Fernanda também diz que a falta de audiência de custódia após a prisão em flagrante prejudica a defesa do acusado. “No direito penal, quem alega alguma coisa deve provar. Nesse caso, a prova que eles aceitam para dizer que Bright é traficante é somente a palavra dos policiais. Porém, contra essa versão da polícia não existe prova possível da defesa, pois não basta provar que ele é trabalhador e não teria motivos pra traficar. Isso acaba se tornando prova de fato negativo, impossível de produzir. O problema está na lógica vigente no Judiciário e no Ministério Público, que aceitam qualquer declaração dada por policiais sem exigir outras provas, mesmo quando essas seriam facilmente obtidas”, aponta.

Outro lado

A Ponte questionou a Secretaria da Segurança Pública (SSP), do governo Rodrigo Garcia (PSDB), em relação à investigação do caso e como se deu a comunicação entre os policiais e Bright Ebebe. A pasta encaminhou a seguinte nota:

“O respectivo caso foi concluído e relatado ao Poder Judiciário, não mais retornando à unidade policial. Na ocasião, um homem de 38 anos foi flagrado com porções de cocaína, celulares e dinheiro em espécie.
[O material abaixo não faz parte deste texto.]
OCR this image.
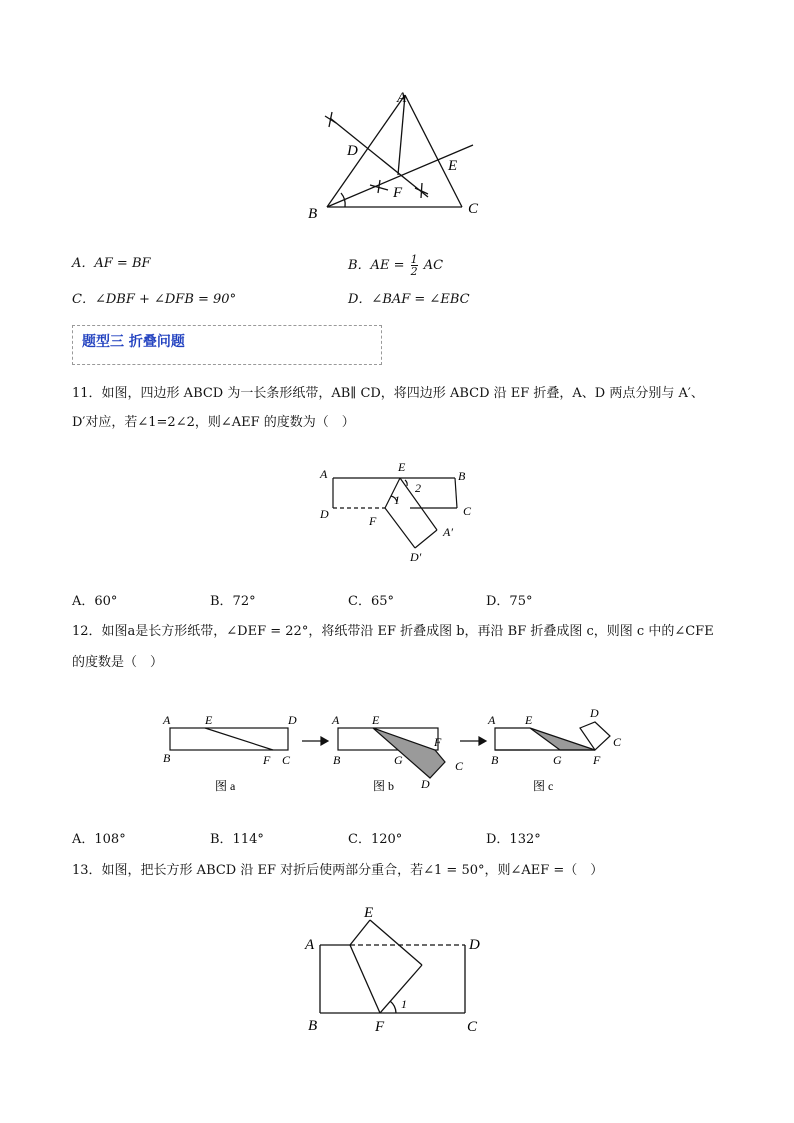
A
D
E
F
B	C
A．AF = BF	B．AE = $\frac{1}{2}$ AC
C．∠DBF + ∠DFB = 90°	D．∠BAF = ∠EBC
题型三 折叠问题
11．如图，四边形 ABCD 为一长条形纸带，AB∥ CD，将四边形 ABCD 沿 EF 折叠，A、D 两点分别与 A′、
D′对应，若∠1=2∠2，则∠AEF 的度数为（　）
A	E
B
2
1
D	C
F
A′
D′
A．60°	B．72°	C．65°	D．75°
12．如图a是长方形纸带，∠DEF = 22°，将纸带沿 EF 折叠成图 b，再沿 BF 折叠成图 c，则图 c 中的∠CFE
的度数是（　）
A	E	D
B	F C
图 a
A	E
F
B	G	C
D
图 b
A E	D
C
B	G	F
图 c
A．108°	B．114°	C．120°	D．132°
13．如图，把长方形 ABCD 沿 EF 对折后使两部分重合，若∠1 = 50°，则∠AEF =（　）
E
A	D
1
B	F	C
Mais detalhes devem ser solicitados à Justiça.”

A secretaria não respondeu as perguntas sobre outras provas utilizadas para justificar a prisão de Bright, além da palavra dos policiais, e não comentou as alegações da defesa do comerciante.

Também procurado, o Tribunal de Justiça de São Paulo (TJSP) afirmou que os magistrados não podem se manifestar fora dos autos. “A audiência de Bright Ndubuisi Ebebe ocorreu em 22/9/2021 e a sentença só não foi proferida ainda por conta de uma série de diligências requeridas pela própria Defesa do réu, que só apresentou as alegações finais nesta semana. A audiência contou com a presença de tradutor/intérprete juramentado para língua inglesa”, diz em nota o órgão.

O Ministério Público de São Paulo (MPSP) não retornou até a publicação desta reportagem.